The design of the nanoarchitecture of hierarchical three-dimensional (3D) nanosheets for use as free-standing, non-precious electrocatalysts for oxygen evolution reaction (OER) is critical for building commercial water-splitting systems. Herein, we report a facile, scalable, efficient and binder-free fabrication of earth-abundant bimetallic iron cobalt oxide nanoclusters embedded on 3D flower-like iron cobalt oxide nanosheets (FeCoO NC@3D-FeCoO NS) grown on a nickel foam (NF) substrate for the improved OER under an alkaline electrolyte.

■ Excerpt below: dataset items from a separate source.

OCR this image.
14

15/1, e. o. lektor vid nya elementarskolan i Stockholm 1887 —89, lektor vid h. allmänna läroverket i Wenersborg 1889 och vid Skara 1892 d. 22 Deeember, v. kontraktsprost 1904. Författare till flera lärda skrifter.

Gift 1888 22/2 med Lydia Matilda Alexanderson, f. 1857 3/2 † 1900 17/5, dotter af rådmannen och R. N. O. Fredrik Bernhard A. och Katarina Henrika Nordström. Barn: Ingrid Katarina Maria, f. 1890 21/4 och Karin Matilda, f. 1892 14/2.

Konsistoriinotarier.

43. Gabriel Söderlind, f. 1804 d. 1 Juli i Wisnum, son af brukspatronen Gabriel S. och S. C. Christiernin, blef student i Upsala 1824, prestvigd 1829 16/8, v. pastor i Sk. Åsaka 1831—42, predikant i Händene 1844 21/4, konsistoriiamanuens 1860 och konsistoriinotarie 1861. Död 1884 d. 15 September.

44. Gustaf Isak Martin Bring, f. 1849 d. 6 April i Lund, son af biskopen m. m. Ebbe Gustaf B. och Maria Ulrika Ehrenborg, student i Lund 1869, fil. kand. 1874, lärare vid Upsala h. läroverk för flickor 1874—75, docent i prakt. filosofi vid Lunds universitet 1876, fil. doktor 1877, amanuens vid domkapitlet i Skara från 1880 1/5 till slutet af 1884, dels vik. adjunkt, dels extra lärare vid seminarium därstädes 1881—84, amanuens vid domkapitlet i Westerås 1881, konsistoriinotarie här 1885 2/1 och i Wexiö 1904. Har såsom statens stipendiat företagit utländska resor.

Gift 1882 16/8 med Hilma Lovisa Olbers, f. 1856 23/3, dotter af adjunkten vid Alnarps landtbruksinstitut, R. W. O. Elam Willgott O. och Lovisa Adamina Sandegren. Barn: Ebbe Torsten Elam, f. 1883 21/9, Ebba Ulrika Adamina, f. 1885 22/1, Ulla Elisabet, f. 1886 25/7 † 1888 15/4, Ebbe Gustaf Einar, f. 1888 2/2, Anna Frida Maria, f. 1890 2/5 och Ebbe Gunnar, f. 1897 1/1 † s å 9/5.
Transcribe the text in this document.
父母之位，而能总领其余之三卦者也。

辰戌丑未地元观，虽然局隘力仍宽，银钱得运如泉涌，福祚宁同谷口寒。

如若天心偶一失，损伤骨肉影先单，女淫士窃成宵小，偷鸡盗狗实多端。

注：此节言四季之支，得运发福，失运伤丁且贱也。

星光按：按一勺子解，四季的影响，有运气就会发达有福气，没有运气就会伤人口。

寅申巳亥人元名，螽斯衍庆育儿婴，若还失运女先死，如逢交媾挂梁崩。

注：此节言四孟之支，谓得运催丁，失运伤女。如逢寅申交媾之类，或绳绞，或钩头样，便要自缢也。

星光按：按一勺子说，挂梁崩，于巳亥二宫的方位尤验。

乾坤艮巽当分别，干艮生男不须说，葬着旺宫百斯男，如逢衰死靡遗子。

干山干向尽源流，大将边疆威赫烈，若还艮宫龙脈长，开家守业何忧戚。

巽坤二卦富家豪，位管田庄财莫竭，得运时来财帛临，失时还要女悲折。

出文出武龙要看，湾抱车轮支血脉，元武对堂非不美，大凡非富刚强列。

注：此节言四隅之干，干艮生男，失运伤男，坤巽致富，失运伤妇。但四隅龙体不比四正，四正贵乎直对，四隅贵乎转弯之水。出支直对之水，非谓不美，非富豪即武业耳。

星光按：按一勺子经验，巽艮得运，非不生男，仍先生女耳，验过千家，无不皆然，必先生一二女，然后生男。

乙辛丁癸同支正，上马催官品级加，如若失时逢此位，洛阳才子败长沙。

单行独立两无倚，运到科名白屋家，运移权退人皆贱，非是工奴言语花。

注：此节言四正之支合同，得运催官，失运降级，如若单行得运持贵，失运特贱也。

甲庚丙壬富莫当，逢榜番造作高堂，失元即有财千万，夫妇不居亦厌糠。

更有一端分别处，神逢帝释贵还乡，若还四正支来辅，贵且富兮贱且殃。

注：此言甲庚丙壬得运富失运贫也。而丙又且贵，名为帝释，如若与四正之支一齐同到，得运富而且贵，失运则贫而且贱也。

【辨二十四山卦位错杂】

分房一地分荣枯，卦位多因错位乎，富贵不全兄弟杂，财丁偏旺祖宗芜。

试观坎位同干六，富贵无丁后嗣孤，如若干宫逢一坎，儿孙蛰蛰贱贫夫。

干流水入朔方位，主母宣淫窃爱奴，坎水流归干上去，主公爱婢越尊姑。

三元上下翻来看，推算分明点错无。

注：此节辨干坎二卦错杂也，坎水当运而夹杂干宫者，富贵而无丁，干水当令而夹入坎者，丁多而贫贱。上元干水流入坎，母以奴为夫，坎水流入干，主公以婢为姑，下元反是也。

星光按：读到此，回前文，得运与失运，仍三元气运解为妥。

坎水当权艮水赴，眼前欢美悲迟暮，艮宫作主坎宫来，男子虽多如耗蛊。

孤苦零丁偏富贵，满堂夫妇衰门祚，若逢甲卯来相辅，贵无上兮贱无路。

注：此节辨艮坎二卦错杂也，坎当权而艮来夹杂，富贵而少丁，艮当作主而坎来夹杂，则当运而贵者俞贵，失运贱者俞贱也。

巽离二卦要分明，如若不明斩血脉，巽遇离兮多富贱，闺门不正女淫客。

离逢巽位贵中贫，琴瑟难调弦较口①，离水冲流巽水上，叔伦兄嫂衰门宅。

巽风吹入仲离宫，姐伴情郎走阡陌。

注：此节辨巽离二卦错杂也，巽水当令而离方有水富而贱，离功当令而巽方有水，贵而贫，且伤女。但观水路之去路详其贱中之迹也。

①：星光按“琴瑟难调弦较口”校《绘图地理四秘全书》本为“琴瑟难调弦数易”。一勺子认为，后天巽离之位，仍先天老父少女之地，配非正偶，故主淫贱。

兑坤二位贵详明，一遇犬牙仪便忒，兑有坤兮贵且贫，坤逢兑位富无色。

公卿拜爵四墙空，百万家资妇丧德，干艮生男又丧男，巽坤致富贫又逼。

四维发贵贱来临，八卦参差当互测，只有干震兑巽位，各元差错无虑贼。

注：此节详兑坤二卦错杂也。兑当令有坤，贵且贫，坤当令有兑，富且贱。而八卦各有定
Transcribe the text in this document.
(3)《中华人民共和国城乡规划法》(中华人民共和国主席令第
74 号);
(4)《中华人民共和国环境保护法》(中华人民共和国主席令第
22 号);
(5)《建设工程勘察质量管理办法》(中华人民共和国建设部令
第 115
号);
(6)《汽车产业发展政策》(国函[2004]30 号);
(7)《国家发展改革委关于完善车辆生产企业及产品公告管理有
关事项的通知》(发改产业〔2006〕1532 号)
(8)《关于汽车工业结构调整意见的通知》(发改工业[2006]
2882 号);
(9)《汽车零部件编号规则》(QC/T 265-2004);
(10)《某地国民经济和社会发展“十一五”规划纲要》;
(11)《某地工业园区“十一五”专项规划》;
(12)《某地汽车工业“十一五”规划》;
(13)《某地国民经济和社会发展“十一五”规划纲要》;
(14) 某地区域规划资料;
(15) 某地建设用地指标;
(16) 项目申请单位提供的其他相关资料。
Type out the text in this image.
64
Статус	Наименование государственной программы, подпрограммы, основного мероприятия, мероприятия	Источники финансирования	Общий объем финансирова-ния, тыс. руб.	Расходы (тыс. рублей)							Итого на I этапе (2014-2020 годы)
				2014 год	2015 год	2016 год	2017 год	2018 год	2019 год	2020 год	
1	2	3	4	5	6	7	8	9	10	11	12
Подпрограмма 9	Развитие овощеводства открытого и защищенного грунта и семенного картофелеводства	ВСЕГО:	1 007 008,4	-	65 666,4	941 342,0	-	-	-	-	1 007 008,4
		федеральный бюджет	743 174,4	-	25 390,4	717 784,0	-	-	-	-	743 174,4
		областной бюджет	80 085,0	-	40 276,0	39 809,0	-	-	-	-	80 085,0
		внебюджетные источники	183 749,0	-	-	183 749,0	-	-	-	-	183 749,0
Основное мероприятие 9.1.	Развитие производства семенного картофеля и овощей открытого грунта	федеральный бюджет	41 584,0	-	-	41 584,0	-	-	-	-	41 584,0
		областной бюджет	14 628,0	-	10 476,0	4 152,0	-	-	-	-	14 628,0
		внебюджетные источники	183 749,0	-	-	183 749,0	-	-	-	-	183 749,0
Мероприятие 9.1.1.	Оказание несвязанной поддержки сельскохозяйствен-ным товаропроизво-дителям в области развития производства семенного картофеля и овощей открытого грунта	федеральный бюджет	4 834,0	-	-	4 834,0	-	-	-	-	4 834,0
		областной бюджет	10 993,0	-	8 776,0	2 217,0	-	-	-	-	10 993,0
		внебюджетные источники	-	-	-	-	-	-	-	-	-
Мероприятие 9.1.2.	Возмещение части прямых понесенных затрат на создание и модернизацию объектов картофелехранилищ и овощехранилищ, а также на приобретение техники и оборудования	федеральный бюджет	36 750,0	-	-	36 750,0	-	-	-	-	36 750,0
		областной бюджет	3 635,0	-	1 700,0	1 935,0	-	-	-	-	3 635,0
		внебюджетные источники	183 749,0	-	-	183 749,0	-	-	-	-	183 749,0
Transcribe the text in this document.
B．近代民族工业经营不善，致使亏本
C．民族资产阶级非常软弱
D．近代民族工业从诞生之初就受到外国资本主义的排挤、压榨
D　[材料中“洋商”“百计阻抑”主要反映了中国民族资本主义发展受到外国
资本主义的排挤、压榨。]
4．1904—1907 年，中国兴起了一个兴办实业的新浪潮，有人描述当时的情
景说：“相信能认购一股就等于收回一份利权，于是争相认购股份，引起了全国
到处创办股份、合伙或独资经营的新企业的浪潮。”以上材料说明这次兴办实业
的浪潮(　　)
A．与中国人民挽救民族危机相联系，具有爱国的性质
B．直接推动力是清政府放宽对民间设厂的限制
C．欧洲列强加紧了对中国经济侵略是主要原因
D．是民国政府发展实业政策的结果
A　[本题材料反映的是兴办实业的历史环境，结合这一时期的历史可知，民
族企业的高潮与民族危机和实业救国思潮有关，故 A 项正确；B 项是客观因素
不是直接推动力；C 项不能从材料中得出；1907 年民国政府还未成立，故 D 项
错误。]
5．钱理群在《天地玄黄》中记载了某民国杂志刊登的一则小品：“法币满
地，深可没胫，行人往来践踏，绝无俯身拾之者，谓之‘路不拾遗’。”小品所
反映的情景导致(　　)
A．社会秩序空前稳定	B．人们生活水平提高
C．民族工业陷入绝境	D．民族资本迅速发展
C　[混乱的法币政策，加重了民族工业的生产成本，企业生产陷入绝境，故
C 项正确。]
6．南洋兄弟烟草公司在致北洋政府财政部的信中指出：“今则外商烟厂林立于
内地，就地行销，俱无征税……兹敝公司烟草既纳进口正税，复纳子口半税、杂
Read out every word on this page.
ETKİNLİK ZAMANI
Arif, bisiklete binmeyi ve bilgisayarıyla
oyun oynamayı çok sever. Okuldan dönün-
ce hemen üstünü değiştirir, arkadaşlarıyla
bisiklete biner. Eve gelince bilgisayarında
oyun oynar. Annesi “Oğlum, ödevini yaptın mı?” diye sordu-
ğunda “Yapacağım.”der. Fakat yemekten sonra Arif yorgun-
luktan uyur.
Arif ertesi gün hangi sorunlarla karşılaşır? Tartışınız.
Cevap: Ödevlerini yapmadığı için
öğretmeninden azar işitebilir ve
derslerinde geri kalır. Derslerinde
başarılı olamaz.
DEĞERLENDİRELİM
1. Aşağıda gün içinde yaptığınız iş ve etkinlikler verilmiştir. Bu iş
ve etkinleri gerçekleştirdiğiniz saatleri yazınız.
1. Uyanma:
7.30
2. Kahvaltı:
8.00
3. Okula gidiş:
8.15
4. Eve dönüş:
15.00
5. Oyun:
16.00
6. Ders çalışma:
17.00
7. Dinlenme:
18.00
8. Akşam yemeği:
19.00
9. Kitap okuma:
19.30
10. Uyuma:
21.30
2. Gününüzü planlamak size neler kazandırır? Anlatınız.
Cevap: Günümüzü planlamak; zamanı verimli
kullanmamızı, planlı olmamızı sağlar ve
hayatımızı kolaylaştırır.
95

The as-developed FeCoO NC@3D-FeCoO NS|NF electrode materials exhibited an excellent OER catalytic activity with low OER onset potential (∼1.37 V), small overpotential (η) (∼0.22 V) @ 10 mA cm⁻² and Tafel slope (∼53 mV dec⁻¹), high mass activity (500 A g⁻¹) and turn over frequency (TOF) (2.83 s⁻¹), and long-term durability (over 100 h) in 1.0 M KOH. The attained high catalytic OER performance of the FeCoO NC@3D-FeCoO NS|NF electrode is due to its unique bimetallic heterostructure, rich in oxygen deficient sites and active sites, large electrochemical active surface area (ECASA), low polarization resistance, rapid charge-transfer kinetics, facilitation of mass diffusion/transport of OH⁻ ions and improved electronic conductivity, and ease of H₂O adsorption onto nearby active sites. Impressively, the FeCoO NC@3D-FeCoO NS|NF‖PtC/C couple exhibited less positive potential (∼1.82 V) to attain a current density of ∼50 mA cm⁻² and high catalytic OER performance, which is ∼150.0 mV smaller than that of the benchmark RuO₂‖Pt/C couple in the alkaline electrolysis cell, suggesting good practicability.